Les Liaisons dangereuses

Lettre II

La Marquise de Merteuil au Vicomte de Valmont, au château de…

Revenez, mon cher vicomte, revenez : que faites-vous, que pouvez-vous faire chez une vieille tante dont tous les biens vous sont substitués ? Partez sur-le-champ ; j’ai besoin de vous. Il m’est venu une excellente idée et je veux bien vous en confier l’exécution. Ce peu de mots devrait suffire et, trop honoré de mon choix, vous devriez venir avec empressement prendre mes ordres à genoux ; mais vous abusez de mes bontés, même depuis que vous n’en usez plus, et dans l’alternative d’une haine éternelle ou d’une excessive indulgence, votre bonheur veut que ma bonté l’emporte. Je veux donc bien vous instruire de mes projets : mais jurez-moi qu’en fidèle chevalier, vous ne courrez aucune aventure que vous n’ayez mis celle-ci à fin. Elle est digne d’un héros : vous servirez l’amour et la vengeance ; ce sera enfin une rouerie3 de plus à mettre dans vos mémoires : oui, dans vos mémoires, car je veux qu’ils soient imprimés un jour et je me charge de les écrire. Mais laissons cela et revenons à ce qui m’occupe.

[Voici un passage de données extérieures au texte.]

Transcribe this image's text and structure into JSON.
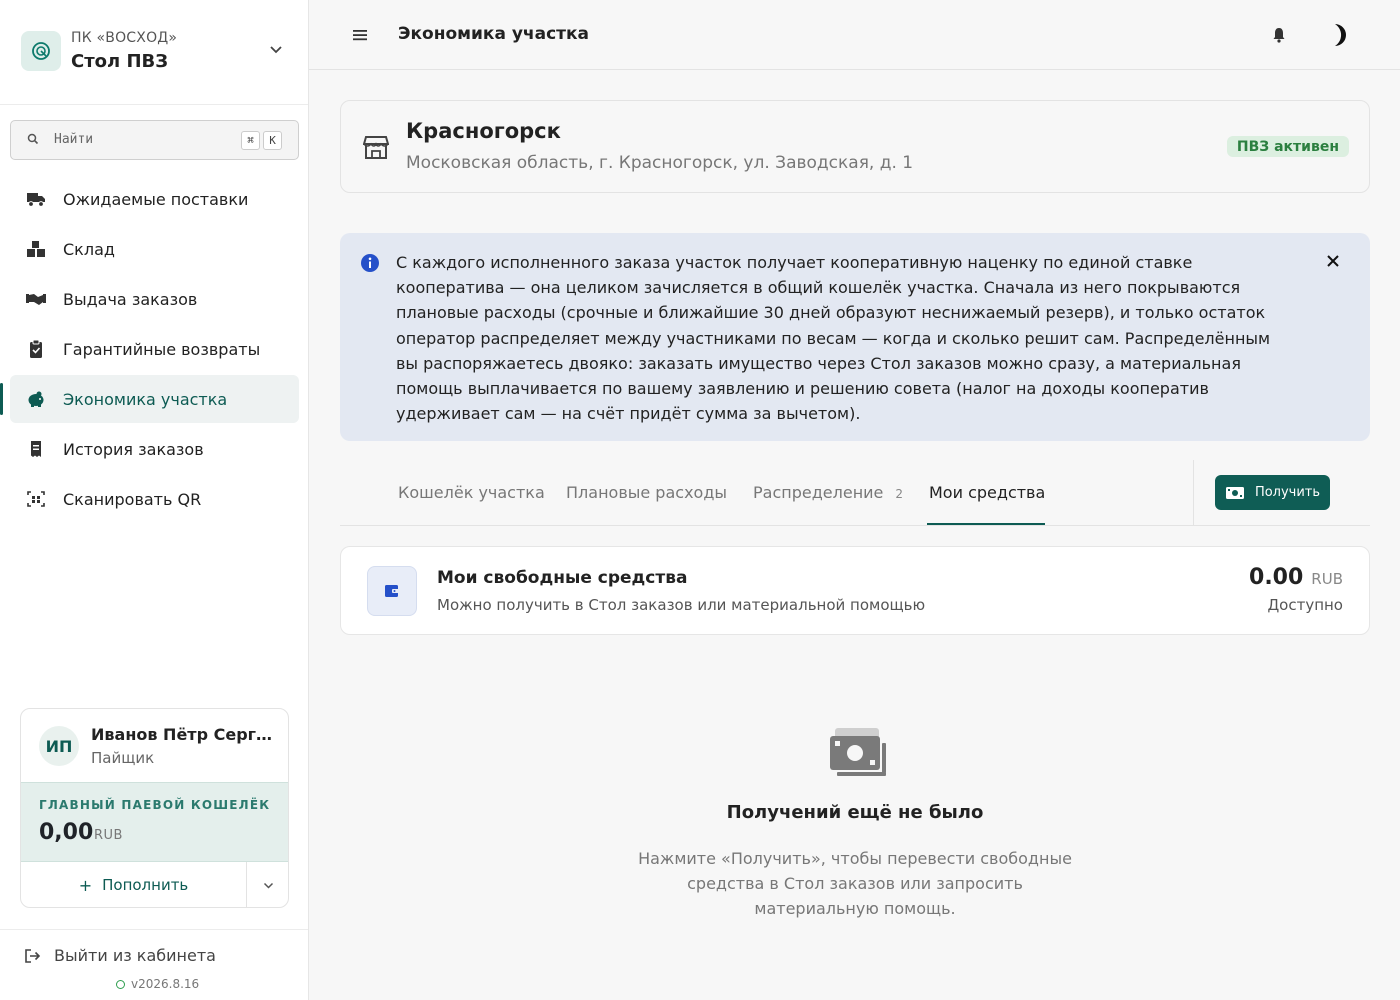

Mme de Volanges marie sa fille : c’est encore un secret ; mais elle m’en a fait part hier. Et qui croyez-vous qu’elle ait choisi pour gendre ? Le comte de Gercourt. Qui m’aurait dit que je deviendrais la cousine de Gercourt ? J’en suis dans une fureur… Eh bien ! vous ne devinez pas encore ? Oh ! l’esprit lourd ! Lui avez-vous donc pardonné l’aventure de l’intendante ! Et moi, n’ai-je pas encore plus à me plaindre de lui, monstre que vous êtes4 ? Mais je m’apaise, et l’espoir de me venger rassérène mon âme.

Vous avez été ennuyé cent fois, ainsi que moi, de l’importance que met Gercourt à la femme qu’il aura et de la sotte présomption qui lui fait croire qu’il évitera le sort inévitable. Vous connaissez ses ridicules préventions pour les éducations cloîtrées et son préjugé, plus ridicule encore, en faveur de la retenue des blondes. En effet, je gagerais que, malgré les soixante mille livres de rente de la petite Volanges, il n’aurait jamais fait ce mariage si elle eût été brune, ou si elle n’eût pas été au couvent. Prouvons-lui donc qu’il n’est qu’un sot : il le sera sans doute un jour ; ce n’est pas là ce qui m’embarrasse, mais le plaisant serait qu’il débutât par là. Comme nous nous amuserions le lendemain en l’entendant se vanter, car il se vantera ; et puis, si une fois vous formez cette petite fille, il y aura bien du malheur si le Gercourt ne devient pas, comme un autre, la fable de Paris.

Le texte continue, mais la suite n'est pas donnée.